In comparison with my other obsessive thoughts and compulsive behaviors, which serve no purpose beyond “alerting” me to all the dangers lurking in my everyday life and trying to quiet them, baking — and writing — thrive at close attention. They bring me joy when I study them and practice them — they’re skills to hone, life practices to cultivate. Their progress is linear — I can climb alongside my joy to new achievements and milestones.
In contrast, OCD can feel more like being trapped on a spinning teacup ride at the fair: instead of excitement, or forward motion, the compulsions I use to respond to my fearful obsessive thoughts exhaust me, and before therapy, I couldn’t stop using them at all. This looks different for everyone with OCD, but for me, compulsions typically appear as constant information-seeking and reassurance-seeking: that is, looking for proof that the terrible thing that might happen to me won’t happen, a craving for control in an uncontrollable world. This feedback loop flattens my joy instead of lengthening it; wheat stalks smashed under a heavy tread.
What I’ve learned as I’ve sat with my own obsessions and compulsions, both at home and in therapy, is that not all the rituals my brain warms to are harmful.
The sourdough obsession has grown into something incredible, and literally nourishing: loaf after loaf of bread. Really, really tasty bread, too, bread that surprises me each time it swells in the oven. I’ve made boules, batards, water-based loaves, whey-based, rye-started, wheat-started (though my flour collection has since waned dramatically in my quarantine) — all pulled gently from a beloved Dutch oven onto my kitchen counter and (nearly always) torn open before cool to eat, apologies to my fellow forum purists. My spouse and I have dragged the craggy, airy slices through marinara, draped them with cheddar, and covered them with peanut butter; before the pandemic, I lived to bring them to friends’ houses for dinner parties — and I will admit that I’ve eaten, once, a whole loaf myself, standing over the sink to catch the crumbs.
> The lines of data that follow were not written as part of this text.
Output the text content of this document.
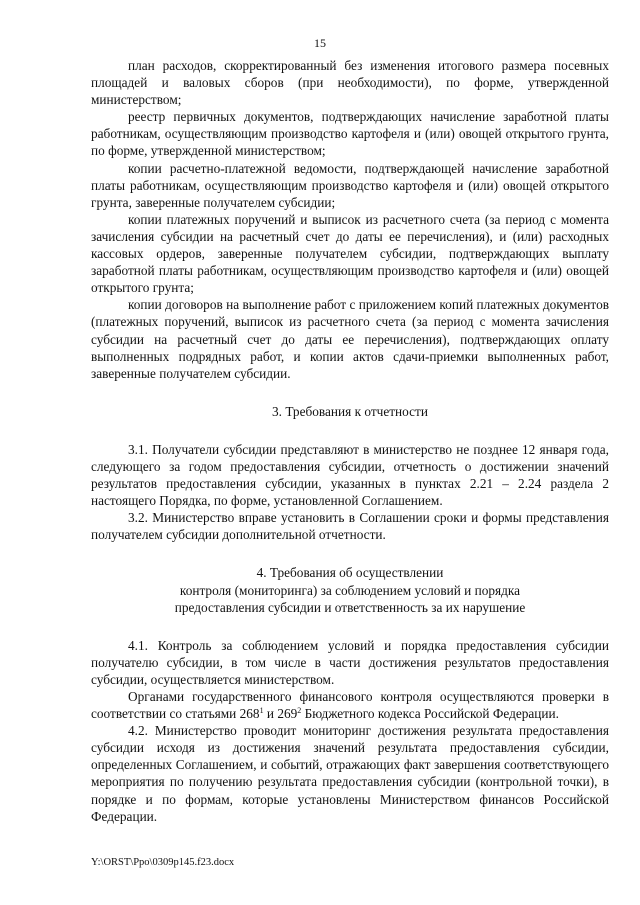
15

план расходов, скорректированный без изменения итогового размера посевных площадей и валовых сборов (при необходимости), по форме, утвержденной министерством;

реестр первичных документов, подтверждающих начисление заработной платы работникам, осуществляющим производство картофеля и (или) овощей открытого грунта, по форме, утвержденной министерством;

копии расчетно-платежной ведомости, подтверждающей начисление заработной платы работникам, осуществляющим производство картофеля и (или) овощей открытого грунта, заверенные получателем субсидии;

копии платежных поручений и выписок из расчетного счета (за период с момента зачисления субсидии на расчетный счет до даты ее перечисления), и (или) расходных кассовых ордеров, заверенные получателем субсидии, подтверждающих выплату заработной платы работникам, осуществляющим производство картофеля и (или) овощей открытого грунта;

копии договоров на выполнение работ с приложением копий платежных документов (платежных поручений, выписок из расчетного счета (за период с момента зачисления субсидии на расчетный счет до даты ее перечисления), подтверждающих оплату выполненных подрядных работ, и копии актов сдачи-приемки выполненных работ, заверенные получателем субсидии.

3. Требования к отчетности

3.1. Получатели субсидии представляют в министерство не позднее 12 января года, следующего за годом предоставления субсидии, отчетность о достижении значений результатов предоставления субсидии, указанных в пунктах 2.21 – 2.24 раздела 2 настоящего Порядка, по форме, установленной Соглашением.

3.2. Министерство вправе установить в Соглашении сроки и формы представления получателем субсидии дополнительной отчетности.

4. Требования об осуществлении

контроля (мониторинга) за соблюдением условий и порядка

предоставления субсидии и ответственность за их нарушение

4.1. Контроль за соблюдением условий и порядка предоставления субсидии получателю субсидии, в том числе в части достижения результатов предоставления субсидии, осуществляется министерством.

Органами государственного финансового контроля осуществляются проверки в соответствии со статьями $268^1$ и $269^2$ Бюджетного кодекса Российской Федерации.

4.2. Министерство проводит мониторинг достижения результата предоставления субсидии исходя из достижения значений результата предоставления субсидии, определенных Соглашением, и событий, отражающих факт завершения соответствующего мероприятия по получению результата предоставления субсидии (контрольной точки), в порядке и по формам, которые установлены Министерством финансов Российской Федерации.

Y:\ORST\Ppo\0309p145.f23.docx
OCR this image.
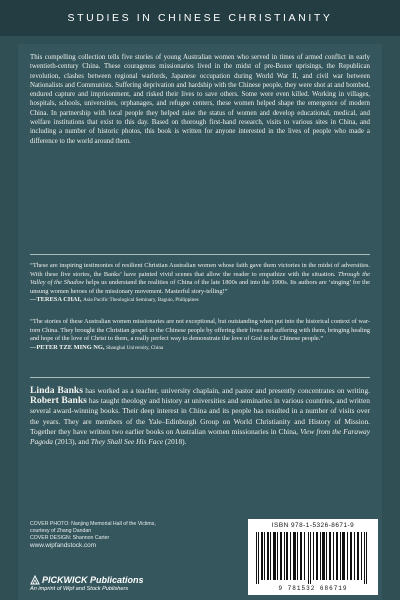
STUDIES IN CHINESE CHRISTIANITY

This compelling collection tells five stories of young Australian women who served in times of armed conflict in early twentieth-century China. These courageous missionaries lived in the midst of pre-Boxer uprisings, the Republican revolution, clashes between regional warlords, Japanese occupation during World War II, and civil war between Nationalists and Communists. Suffering deprivation and hardship with the Chinese people, they were shot at and bombed, endured capture and imprisonment, and risked their lives to save others. Some were even killed. Working in villages, hospitals, schools, universities, orphanages, and refugee centers, these women helped shape the emergence of modern China. In partnership with local people they helped raise the status of women and develop educational, medical, and welfare institutions that exist to this day. Based on thorough first-hand research, visits to various sites in China, and including a number of historic photos, this book is written for anyone interested in the lives of people who made a difference to the world around them.

“These are inspiring testimonies of resilient Christian Australian women whose faith gave them victories in the midst of adversities. With these five stories, the Banks’ have painted vivid scenes that allow the reader to empathize with the situation. Through the Valley of the Shadow helps us understand the realities of China of the late 1800s and into the 1900s. Its authors are ‘singing’ for the unsung women heroes of the missionary movement. Masterful story-telling!”

—TERESA CHAI, Asia Pacific Theological Seminary, Baguio, Philippines

“The stories of these Australian women missionaries are not exceptional, but outstanding when put into the historical context of war-torn China. They brought the Christian gospel to the Chinese people by offering their lives and suffering with them, bringing healing and hope of the love of Christ to them, a really perfect way to demonstrate the love of God to the Chinese people.”

—PETER TZE MING NG, Shanghai University, China

Linda Banks has worked as a teacher, university chaplain, and pastor and presently concentrates on writing. Robert Banks has taught theology and history at universities and seminaries in various countries, and written several award-winning books. Their deep interest in China and its people has resulted in a number of visits over the years. They are members of the Yale–Edinburgh Group on World Christianity and History of Mission. Together they have written two earlier books on Australian women missionaries in China, View from the Faraway Pagoda (2013), and They Shall See His Face (2018).

COVER PHOTO: Nanjing Memorial Hall of the Victims,
courtesy of Zhang Dandan
COVER DESIGN: Shannon Carter
www.wipfandstock.com
PICKWICK Publications
An imprint of Wipf and Stock Publishers
ISBN 978-1-5326-8671-9
9 781532 686719
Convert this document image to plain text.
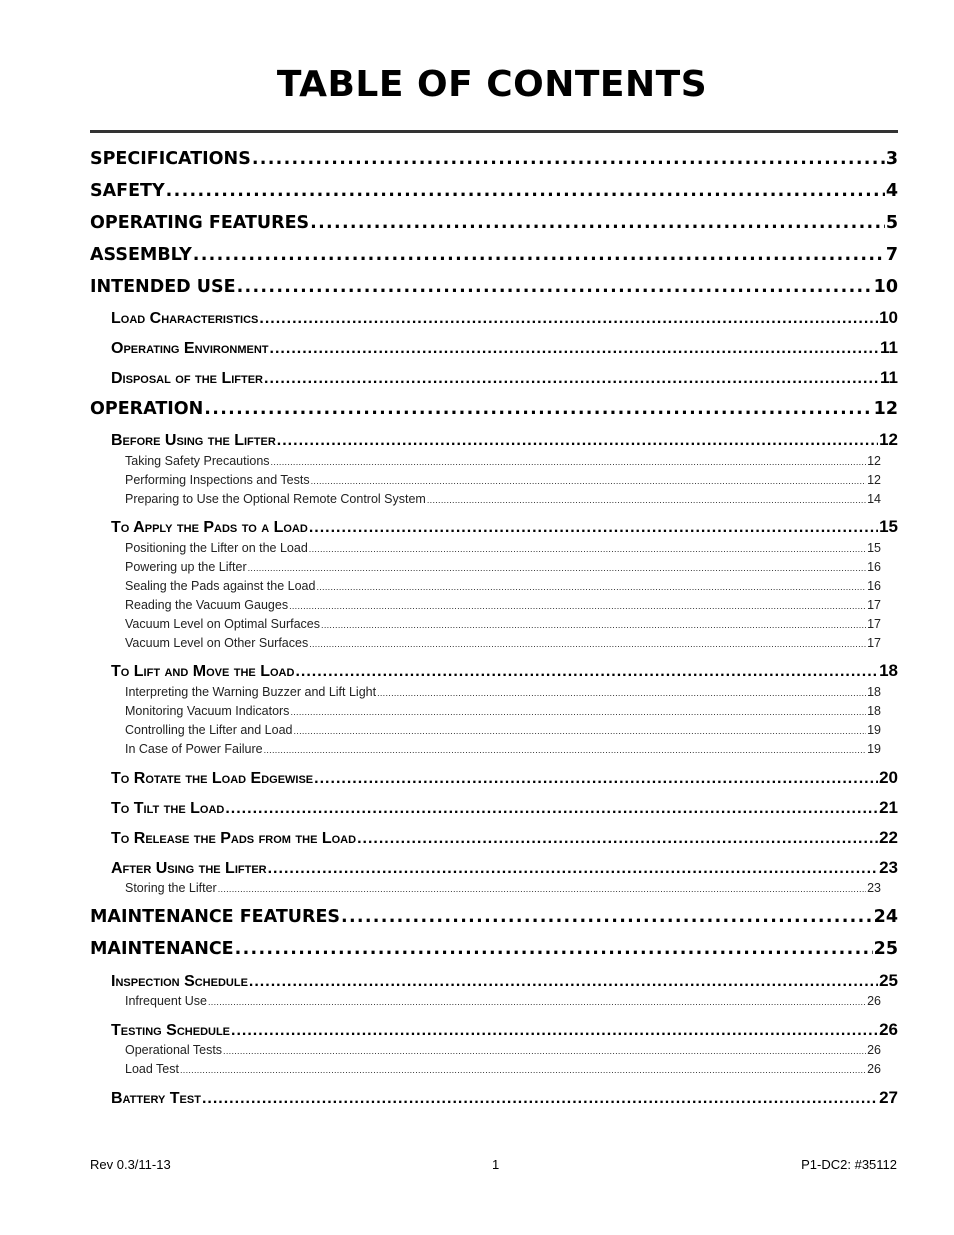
TABLE OF CONTENTS
SPECIFICATIONS .....	3
SAFETY .....	4
OPERATING FEATURES .....	5
ASSEMBLY .....	7
INTENDED USE .....	10
Load Characteristics .....	10
Operating Environment .....	11
Disposal of the Lifter .....	11
OPERATION .....	12
Before Using the Lifter .....	12
Taking Safety Precautions .....	12
Performing Inspections and Tests .....	12
Preparing to Use the Optional Remote Control System .....	14
To Apply the Pads to a Load .....	15
Positioning the Lifter on the Load .....	15
Powering up the Lifter .....	16
Sealing the Pads against the Load .....	16
Reading the Vacuum Gauges .....	17
Vacuum Level on Optimal Surfaces .....	17
Vacuum Level on Other Surfaces .....	17
To Lift and Move the Load .....	18
Interpreting the Warning Buzzer and Lift Light .....	18
Monitoring Vacuum Indicators .....	18
Controlling the Lifter and Load .....	19
In Case of Power Failure .....	19
To Rotate the Load Edgewise .....	20
To Tilt the Load .....	21
To Release the Pads from the Load .....	22
After Using the Lifter .....	23
Storing the Lifter .....	23
MAINTENANCE FEATURES .....	24
MAINTENANCE .....	25
Inspection Schedule .....	25
Infrequent Use .....	26
Testing Schedule .....	26
Operational Tests .....	26
Load Test .....	26
Battery Test .....	27
Rev 0.3/11-13	1	P1-DC2: #35112
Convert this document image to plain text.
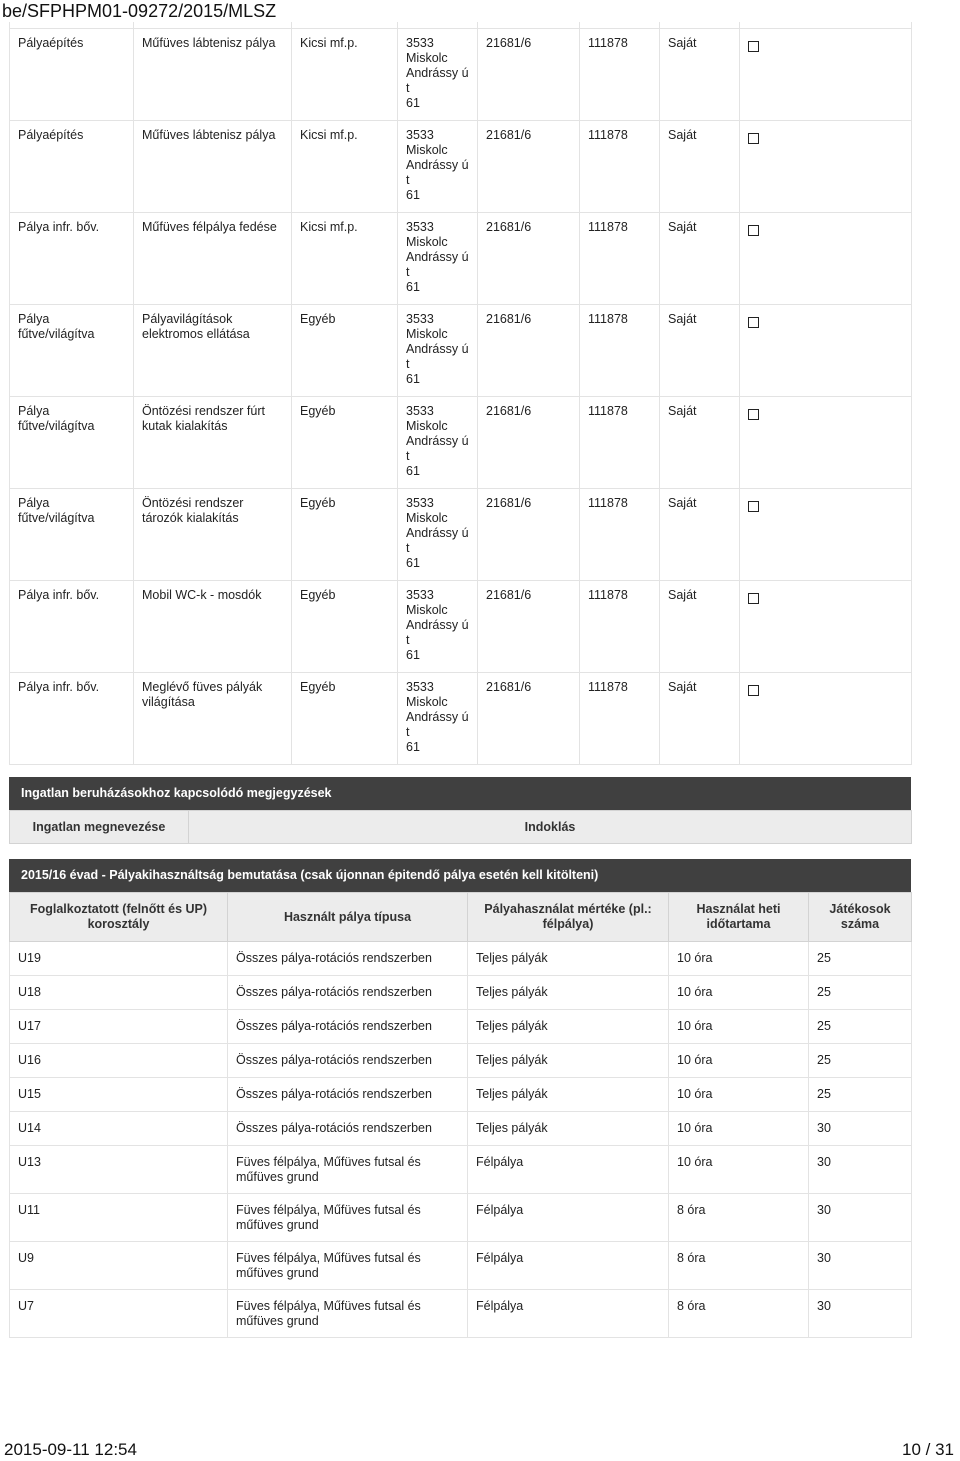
be/SFPHPM01-09272/2015/MLSZ

Pályaépítés	Műfüves lábtenisz pálya	Kicsi mf.p.	3533
Miskolc
Andrássy ú
t
61	21681/6	111878	Saját	
Pályaépítés	Műfüves lábtenisz pálya	Kicsi mf.p.	3533
Miskolc
Andrássy ú
t
61	21681/6	111878	Saját	
Pálya infr. bőv.	Műfüves félpálya fedése	Kicsi mf.p.	3533
Miskolc
Andrássy ú
t
61	21681/6	111878	Saját	
Pálya fűtve/világítva	Pályavilágítások elektromos ellátása	Egyéb	3533
Miskolc
Andrássy ú
t
61	21681/6	111878	Saját	
Pálya fűtve/világítva	Öntözési rendszer fúrt kutak kialakítás	Egyéb	3533
Miskolc
Andrássy ú
t
61	21681/6	111878	Saját	
Pálya fűtve/világítva	Öntözési rendszer tározók kialakítás	Egyéb	3533
Miskolc
Andrássy ú
t
61	21681/6	111878	Saját	
Pálya infr. bőv.	Mobil WC-k - mosdók	Egyéb	3533
Miskolc
Andrássy ú
t
61	21681/6	111878	Saját	
Pálya infr. bőv.	Meglévő füves pályák világítása	Egyéb	3533
Miskolc
Andrássy ú
t
61	21681/6	111878	Saját	
Ingatlan beruházásokhoz kapcsolódó megjegyzések
Ingatlan megnevezése	Indoklás
2015/16 évad - Pályakihasználtság bemutatása (csak újonnan épitendő pálya esetén kell kitölteni)
Foglalkoztatott (felnőtt és UP) korosztály	Használt pálya típusa	Pályahasználat mértéke (pl.: félpálya)	Használat heti időtartama	Játékosok száma
U19	Összes pálya-rotációs rendszerben	Teljes pályák	10 óra	25
U18	Összes pálya-rotációs rendszerben	Teljes pályák	10 óra	25
U17	Összes pálya-rotációs rendszerben	Teljes pályák	10 óra	25
U16	Összes pálya-rotációs rendszerben	Teljes pályák	10 óra	25
U15	Összes pálya-rotációs rendszerben	Teljes pályák	10 óra	25
U14	Összes pálya-rotációs rendszerben	Teljes pályák	10 óra	30
U13	Füves félpálya, Műfüves futsal és műfüves grund	Félpálya	10 óra	30
U11	Füves félpálya, Műfüves futsal és műfüves grund	Félpálya	8 óra	30
U9	Füves félpálya, Műfüves futsal és műfüves grund	Félpálya	8 óra	30
U7	Füves félpálya, Műfüves futsal és műfüves grund	Félpálya	8 óra	30
2015-09-11 12:54	10 / 31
When I open the Dutch oven’s lid and see, each time, that the loaf I calculated and tended has risen beautifully — that I somehow conjured the same food from nothing but air, water, and wheat that home bakers have been conjuring for centuries? Instead of the frustrating alienation that OCD usually produces in me, especially as my triggers have escalated during the pandemic, I feel connected to a community who cares as much as I care to get this one specific, ancient process right — and this connection feeds me, especially as we all must stay apart from one other, at least a little bit longer. It provides me a new path to walk in my brain and companions to walk alongside me. It gives me somewhere safe to rest my mind.